The Ogoni ethnic nationality has called on the Federal Government to declare every 10 November as a public holiday in honour of their executed hero, Ken Saro-Wiwa, and eight others.
The President, Ogoni Youth Federation, Legbrosi Yamabana, who spoke in Port Harcourt, Rivers State in commemoration of the killing of Saro-Wiwa and eight others, said they were not in support of the proposal by President Muhammadu Buhari to grant pardon to their slain heroes.
According to The Nation, Yamabama said activists who were unjustly treated and died while undertaking a similar course like Saro-Wiwa had been granted posthumous honours by the Federal Government.
He said: “We are still seeking justice 26 years after. Justice has not been done to our slain hero, Ken Saro-Wiwa, and eight others also known as the ‘Ogoni Nine’.

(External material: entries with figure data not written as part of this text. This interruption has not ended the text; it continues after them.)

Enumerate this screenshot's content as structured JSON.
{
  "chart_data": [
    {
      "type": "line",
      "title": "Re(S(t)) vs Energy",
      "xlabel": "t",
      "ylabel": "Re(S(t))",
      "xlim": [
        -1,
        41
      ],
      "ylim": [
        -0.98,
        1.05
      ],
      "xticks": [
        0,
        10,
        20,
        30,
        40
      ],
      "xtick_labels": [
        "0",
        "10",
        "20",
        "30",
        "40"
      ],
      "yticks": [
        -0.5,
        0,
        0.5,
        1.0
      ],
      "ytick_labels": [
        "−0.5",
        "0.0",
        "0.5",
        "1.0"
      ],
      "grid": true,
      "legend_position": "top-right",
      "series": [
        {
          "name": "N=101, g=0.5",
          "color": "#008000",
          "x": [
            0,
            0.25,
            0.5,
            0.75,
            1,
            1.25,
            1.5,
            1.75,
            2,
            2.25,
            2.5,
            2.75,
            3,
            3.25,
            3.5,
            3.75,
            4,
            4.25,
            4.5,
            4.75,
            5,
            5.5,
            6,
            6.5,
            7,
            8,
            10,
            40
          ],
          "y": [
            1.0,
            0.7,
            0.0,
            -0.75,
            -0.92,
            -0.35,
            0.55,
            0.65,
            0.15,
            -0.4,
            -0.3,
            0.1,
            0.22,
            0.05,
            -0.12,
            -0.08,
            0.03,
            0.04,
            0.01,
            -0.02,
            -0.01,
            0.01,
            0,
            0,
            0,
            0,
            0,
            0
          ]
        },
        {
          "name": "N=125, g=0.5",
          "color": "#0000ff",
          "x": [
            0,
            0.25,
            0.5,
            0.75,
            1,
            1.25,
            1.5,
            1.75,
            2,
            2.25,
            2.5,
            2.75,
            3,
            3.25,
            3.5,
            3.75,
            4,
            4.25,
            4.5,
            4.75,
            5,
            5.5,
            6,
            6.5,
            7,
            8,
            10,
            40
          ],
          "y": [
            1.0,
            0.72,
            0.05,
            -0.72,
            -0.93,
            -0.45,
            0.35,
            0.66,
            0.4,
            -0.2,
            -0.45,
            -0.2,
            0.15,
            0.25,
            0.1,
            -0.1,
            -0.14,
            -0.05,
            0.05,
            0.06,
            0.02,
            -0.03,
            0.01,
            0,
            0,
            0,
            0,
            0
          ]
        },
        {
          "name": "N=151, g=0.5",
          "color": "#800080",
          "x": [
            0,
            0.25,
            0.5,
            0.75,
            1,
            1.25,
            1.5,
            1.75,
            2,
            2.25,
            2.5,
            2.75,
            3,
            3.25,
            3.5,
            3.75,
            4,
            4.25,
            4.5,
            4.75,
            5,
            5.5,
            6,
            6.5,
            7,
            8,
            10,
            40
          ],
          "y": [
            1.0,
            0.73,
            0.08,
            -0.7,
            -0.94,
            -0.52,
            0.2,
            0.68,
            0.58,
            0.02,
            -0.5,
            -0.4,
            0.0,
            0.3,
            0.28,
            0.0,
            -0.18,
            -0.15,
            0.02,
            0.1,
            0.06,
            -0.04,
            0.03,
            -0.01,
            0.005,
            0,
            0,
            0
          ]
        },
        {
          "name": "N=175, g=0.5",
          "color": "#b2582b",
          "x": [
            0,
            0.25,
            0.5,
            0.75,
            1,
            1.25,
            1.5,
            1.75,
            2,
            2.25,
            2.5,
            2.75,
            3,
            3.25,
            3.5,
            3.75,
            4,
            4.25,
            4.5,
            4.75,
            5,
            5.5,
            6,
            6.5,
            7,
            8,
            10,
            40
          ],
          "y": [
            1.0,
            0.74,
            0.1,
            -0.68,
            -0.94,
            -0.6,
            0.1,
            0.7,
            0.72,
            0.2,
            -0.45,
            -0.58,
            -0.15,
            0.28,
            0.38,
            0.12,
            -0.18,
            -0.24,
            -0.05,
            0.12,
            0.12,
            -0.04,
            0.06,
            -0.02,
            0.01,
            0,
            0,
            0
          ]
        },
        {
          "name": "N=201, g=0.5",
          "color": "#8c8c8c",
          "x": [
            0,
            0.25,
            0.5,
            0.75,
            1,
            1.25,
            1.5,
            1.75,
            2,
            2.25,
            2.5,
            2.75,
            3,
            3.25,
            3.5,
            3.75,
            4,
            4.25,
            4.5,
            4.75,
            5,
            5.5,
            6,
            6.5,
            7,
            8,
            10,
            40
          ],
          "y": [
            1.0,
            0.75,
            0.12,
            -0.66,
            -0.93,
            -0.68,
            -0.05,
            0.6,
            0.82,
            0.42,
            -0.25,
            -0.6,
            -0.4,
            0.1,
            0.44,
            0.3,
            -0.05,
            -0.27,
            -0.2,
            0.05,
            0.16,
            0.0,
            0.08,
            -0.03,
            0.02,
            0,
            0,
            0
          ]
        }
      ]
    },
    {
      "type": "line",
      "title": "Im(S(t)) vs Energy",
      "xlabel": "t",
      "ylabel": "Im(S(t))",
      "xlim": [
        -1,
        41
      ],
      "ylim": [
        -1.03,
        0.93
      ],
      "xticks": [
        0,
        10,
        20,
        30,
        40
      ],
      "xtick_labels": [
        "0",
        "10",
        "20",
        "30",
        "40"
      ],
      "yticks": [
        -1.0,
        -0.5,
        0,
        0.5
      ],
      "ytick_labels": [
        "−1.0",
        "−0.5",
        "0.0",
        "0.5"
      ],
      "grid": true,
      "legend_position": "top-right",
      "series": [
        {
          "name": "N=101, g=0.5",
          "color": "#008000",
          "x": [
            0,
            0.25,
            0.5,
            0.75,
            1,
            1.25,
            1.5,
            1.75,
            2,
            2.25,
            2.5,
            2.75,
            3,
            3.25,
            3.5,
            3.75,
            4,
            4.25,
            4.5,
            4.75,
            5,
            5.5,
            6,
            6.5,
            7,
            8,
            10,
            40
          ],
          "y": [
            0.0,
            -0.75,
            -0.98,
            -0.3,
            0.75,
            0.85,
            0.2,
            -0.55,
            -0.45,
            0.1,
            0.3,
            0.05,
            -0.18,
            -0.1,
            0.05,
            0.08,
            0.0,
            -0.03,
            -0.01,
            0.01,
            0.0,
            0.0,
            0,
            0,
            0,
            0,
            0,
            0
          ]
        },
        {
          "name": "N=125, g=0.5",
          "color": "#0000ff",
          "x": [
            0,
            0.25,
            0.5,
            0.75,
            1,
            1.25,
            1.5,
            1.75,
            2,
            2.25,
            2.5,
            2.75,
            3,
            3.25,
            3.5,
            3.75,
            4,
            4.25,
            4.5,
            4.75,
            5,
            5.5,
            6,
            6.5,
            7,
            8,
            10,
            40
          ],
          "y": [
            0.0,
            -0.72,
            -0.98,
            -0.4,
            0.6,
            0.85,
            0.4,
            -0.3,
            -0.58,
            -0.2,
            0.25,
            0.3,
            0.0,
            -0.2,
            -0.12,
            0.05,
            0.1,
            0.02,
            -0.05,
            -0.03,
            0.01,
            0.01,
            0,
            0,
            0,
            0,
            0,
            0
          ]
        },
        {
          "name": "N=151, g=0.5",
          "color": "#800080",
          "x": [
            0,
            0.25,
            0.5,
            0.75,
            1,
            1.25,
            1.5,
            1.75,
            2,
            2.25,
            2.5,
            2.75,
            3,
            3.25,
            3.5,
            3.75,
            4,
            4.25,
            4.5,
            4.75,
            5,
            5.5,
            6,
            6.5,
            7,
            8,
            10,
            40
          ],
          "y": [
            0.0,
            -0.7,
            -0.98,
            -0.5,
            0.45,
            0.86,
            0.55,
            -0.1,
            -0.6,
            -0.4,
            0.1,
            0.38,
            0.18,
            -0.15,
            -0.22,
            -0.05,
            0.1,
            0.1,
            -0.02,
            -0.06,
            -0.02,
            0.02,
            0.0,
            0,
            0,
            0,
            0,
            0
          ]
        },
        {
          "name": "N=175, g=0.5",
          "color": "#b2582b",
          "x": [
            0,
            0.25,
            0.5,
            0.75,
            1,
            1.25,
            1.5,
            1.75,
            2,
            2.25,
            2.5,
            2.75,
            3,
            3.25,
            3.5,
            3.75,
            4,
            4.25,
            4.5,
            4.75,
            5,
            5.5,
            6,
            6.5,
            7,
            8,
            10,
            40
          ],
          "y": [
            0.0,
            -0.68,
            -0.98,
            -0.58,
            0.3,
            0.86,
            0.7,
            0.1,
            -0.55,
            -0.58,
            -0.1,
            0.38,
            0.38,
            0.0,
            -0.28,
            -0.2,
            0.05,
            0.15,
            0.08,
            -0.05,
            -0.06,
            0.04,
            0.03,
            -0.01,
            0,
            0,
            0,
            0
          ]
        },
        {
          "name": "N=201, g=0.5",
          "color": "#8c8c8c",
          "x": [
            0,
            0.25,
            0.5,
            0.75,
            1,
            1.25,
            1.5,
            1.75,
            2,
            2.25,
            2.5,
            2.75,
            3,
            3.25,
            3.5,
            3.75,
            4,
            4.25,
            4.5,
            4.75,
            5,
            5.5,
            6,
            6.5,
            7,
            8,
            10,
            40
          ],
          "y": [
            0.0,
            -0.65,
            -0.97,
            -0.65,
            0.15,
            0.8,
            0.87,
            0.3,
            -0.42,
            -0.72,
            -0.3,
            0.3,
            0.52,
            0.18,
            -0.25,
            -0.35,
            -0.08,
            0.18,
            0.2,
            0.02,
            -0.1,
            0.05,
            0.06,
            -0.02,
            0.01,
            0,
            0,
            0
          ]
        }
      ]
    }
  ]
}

“We need a posthumous recognition to be bestowed on Ken Saro-Wiwa. We need his name and those of his colleagues to be exonerated. We want every November 10 to be declared a public holiday in Nigeria. We believe what is good for the goose is also good for the gander.
“Is it because we are of the minority that they are treating us like this? Just recently, some Ogoni leaders visited the President. To our surprise, Mr President was talking about a pardon. We rejected it in its entirety.
“That is not the yearning of the Ogonis or Niger Delta. A pardon is given to a criminal. Ken Saro-Wiwa is a hero. He committed no crime to be given a pardon. Instead, he should be exonerated. The Nigerian state will not know true peace until this is done”.
Similarly, the Pan Niger Delta Forum (PANDEF) on Wednesday called for the exoneration of Saro-Wiwa and eight other Ogoni leaders killed by the Abacha regime in 1995.
The forum’s national chairman, Senator Emmanuel Ibok Essien, in a statement, said: “PANDEF strongly supports the calls for their exoneration and not pardon.”
They urged President Buhari to jettison his consideration of granting pardon to the Ogoni icons.
PANDEF said, “There is no better time for the president to make that pronouncement than now, on the 26th memorial of the sadistic killing of the innocent men.
“It must be accentuated that Ken Saro-Wiwa and the eight others did not commit any crime against the Nigerian state.
“They were patriots; heroes, who, through peaceful and non-violent processes, highlighted the injustices and wrongs perpetrated against the region in tandem with the demands of the Ogoni people.
“Like several other innocent Niger Deltans, who have been killed by state actors, all they wanted was improved and better living conditions for their people – a safe, peaceful, and developed Niger Delta.
“Exonerating Ken Saro-Wiwa and the eight others at this time will help lessen the agonising memories of the sad events in the hearts of their families, the Ogoni people and the entire Niger Delta people as well as lovers of truth, justice and peace across the world.
“It will also soothe emanating concerns of citizens, given the current disturbing mood of the country and elicit international empathy and goodwill.”
A hero’s fight against environmental degradation
Initially as spokesperson, and then as president, of the Movement for the Survival of the Ogoni People (MOSOP), Saro-Wiwa led a nonviolent campaign against environmental degradation of the land and waters of Ogoniland by the operations of the multinational petroleum industry, especially the Royal Dutch Shell company.
Saro-Wiwa was also known as a critic of the Nigerian government for its allegedly reluctant behaviour to enforce environmental regulations on the foreign petroleum companies operating in the area.
At the peak of his non-violent campaign, he was tried by a special military tribunal for allegedly masterminding the gruesome murder of Ogoni chiefs at a pro-government meeting, and hanged in 1995 by the military dictatorship of General Sani Abacha.
The activist’s execution provoked international outrage and resulted in Nigeria’s suspension from the Commonwealth of Nations for over three years.